FiftyOne Dataset Zoo

See how easy it is to get some images from this zoo of different datasets
Published

October 18, 2021

I want to try out using yolo + clip for object detection. To do this I need images that have bounding boxes around the objects within. Normally the open images dataset is good for this but I haven’t downloaded it recently and I’ve got less than 500Gb of download left for the month, so it would be hard to fit that in and use internet normally.

While it’s possible to download the images using aws there is also the fiftyone dataset zoo. I’m going to trigger the download for some of the images while I check out the zoo. If you want to download from aws you can find the urls here.

During that download I’m going to look at the library. One immediate problem is that the latest version of kaleido fails to install in Python 3.9. I can’t find any ticket about this so I’ve resorted to downgrading it to version 0.2.1. After doing that the library installed successfully.

Code
#hide_output
import fiftyone.zoo as foz

dataset = foz.load_zoo_dataset("quickstart")
dataset.persistent = True
Dataset already downloaded
Loading existing dataset 'quickstart'. To reload from disk, either delete the existing dataset or provide a custom `dataset_name` to use
Code
dataset
Name:        quickstart
Media type:  image
Num samples: 200
Persistent:  False
Tags:        ['validation']
Sample fields:
    id:           fiftyone.core.fields.ObjectIdField
    filepath:     fiftyone.core.fields.StringField
    tags:         fiftyone.core.fields.ListField(fiftyone.core.fields.StringField)
    metadata:     fiftyone.core.fields.EmbeddedDocumentField(fiftyone.core.metadata.Metadata)
    ground_truth: fiftyone.core.fields.EmbeddedDocumentField(fiftyone.core.labels.Detections)
    uniqueness:   fiftyone.core.fields.FloatField
    predictions:  fiftyone.core.fields.EmbeddedDocumentField(fiftyone.core.labels.Detections)
Code
dataset.first().filepath
'/home/matthew/fiftyone/quickstart/data/000880.jpg'

I kinda hate libraries that put things in my home folder.

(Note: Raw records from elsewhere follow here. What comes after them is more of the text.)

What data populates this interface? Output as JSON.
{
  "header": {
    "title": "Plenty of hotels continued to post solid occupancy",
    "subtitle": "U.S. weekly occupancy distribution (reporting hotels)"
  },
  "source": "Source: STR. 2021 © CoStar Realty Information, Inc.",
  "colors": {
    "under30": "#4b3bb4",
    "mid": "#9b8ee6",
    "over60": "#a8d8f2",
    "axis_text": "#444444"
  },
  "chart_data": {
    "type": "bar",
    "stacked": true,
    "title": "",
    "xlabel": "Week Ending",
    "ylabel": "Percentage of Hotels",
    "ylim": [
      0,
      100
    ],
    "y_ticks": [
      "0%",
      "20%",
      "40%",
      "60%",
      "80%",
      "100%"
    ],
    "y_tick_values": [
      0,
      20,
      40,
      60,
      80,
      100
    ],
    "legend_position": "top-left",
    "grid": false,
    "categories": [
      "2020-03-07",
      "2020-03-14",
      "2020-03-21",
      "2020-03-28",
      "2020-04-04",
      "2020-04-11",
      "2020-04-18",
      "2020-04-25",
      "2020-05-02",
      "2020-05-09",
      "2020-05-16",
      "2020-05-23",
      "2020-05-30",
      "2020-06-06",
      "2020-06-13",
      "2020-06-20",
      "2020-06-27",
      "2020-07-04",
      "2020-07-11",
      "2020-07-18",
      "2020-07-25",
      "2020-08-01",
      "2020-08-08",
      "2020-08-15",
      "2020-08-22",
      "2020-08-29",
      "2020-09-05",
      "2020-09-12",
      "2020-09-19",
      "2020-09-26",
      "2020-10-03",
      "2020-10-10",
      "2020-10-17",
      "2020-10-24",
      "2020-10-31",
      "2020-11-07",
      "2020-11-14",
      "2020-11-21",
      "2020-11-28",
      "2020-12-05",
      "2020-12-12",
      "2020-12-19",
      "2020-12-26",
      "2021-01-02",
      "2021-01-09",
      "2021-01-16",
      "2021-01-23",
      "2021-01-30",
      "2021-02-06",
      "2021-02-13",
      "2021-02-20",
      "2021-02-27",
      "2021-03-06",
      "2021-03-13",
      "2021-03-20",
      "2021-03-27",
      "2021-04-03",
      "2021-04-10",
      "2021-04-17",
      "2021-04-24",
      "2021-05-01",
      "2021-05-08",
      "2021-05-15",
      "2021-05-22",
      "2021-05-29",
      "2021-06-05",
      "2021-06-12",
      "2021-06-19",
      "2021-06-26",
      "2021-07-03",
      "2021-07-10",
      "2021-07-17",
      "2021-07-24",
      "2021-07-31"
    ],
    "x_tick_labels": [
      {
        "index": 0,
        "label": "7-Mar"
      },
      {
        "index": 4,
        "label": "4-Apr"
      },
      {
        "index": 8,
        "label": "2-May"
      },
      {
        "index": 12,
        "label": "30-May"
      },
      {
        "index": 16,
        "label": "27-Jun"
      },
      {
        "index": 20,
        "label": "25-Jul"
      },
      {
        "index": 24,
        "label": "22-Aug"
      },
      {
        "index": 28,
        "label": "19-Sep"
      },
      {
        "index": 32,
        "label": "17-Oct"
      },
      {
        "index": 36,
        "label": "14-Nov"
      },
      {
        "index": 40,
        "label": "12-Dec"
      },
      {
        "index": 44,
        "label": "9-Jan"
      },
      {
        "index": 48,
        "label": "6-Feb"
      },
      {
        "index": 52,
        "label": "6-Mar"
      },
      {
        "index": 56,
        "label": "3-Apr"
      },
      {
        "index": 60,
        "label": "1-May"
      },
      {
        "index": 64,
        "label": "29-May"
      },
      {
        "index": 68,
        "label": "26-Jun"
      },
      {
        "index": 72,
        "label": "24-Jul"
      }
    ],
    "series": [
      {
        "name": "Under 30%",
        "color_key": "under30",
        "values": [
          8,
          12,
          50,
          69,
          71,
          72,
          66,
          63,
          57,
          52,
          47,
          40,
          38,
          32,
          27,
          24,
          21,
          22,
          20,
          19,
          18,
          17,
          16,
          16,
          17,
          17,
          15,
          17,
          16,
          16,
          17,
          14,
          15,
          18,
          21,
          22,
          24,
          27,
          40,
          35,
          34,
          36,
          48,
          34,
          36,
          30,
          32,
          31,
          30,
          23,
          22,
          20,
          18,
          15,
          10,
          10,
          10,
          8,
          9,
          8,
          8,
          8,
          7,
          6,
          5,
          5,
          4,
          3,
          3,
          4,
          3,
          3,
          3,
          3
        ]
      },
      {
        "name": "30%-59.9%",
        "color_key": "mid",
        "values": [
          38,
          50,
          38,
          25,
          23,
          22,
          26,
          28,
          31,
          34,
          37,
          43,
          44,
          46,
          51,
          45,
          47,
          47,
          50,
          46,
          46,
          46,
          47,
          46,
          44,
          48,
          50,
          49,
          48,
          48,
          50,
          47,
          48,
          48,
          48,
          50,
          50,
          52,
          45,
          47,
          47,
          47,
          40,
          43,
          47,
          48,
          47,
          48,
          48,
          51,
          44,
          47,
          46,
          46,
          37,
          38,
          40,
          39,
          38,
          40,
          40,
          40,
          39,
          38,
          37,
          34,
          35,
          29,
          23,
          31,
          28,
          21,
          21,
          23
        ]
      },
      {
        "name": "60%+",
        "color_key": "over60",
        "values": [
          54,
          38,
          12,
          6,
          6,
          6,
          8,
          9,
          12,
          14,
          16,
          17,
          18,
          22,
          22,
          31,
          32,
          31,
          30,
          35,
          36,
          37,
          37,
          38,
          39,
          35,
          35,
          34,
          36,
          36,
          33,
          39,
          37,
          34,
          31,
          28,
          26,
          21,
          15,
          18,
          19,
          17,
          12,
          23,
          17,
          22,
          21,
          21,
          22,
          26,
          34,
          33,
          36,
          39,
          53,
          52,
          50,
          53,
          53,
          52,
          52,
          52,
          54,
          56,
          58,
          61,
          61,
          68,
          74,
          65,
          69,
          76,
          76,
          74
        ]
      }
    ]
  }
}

So that’s already a black mark against this. I want to be able to customize the download location.

Code
import fiftyone

fiftyone.config.dataset_zoo_dir = "/data/fiftyone"
fiftyone.config.dataset_zoo_dir
'/data/fiftyone'
Subprocess ['/home/matthew/.cache/pypoetry/virtualenvs/blog-HrtMnrOS-py3.9/lib/python3.9/site-packages/fiftyone/db/bin/mongod', '--dbpath', '/home/matthew/.fiftyone/var/lib/mongo', '--logpath', '/home/matthew/.fiftyone/var/lib/mongo/log/mongo.log', '--port', '0', '--nounixsocket'] exited with error -6:
{"t":{"$date":"2021-10-18T21:19:50.809Z"},"s":"I",  "c":"CONTROL",  "id":20697,   "ctx":"main","msg":"Renamed existing log file","attr":{"oldLogPath":"/home/matthew/.fiftyone/var/lib/mongo/log/mongo.log","newLogPath":"/home/matthew/.fiftyone/var/lib/mongo/log/mongo.log.2021-10-18T21-19-50"}}
Code
#hide_output
import fiftyone.zoo as foz

dataset = foz.load_zoo_dataset("quickstart")
dataset.persistent = True
Dataset already downloaded
Loading existing dataset 'quickstart'. To reload from disk, either delete the existing dataset or provide a custom `dataset_name` to use
Code
dataset.first().filepath
'/home/matthew/fiftyone/quickstart/data/000880.jpg'

I’ve opened a bug about this as it directly contradicts the documented behaviour. The configuration modification is documented here. The specific field is documented here. I have updated the field and the update has applied, yet it is ignored by the dataset.

So that’s a hard pass on this library.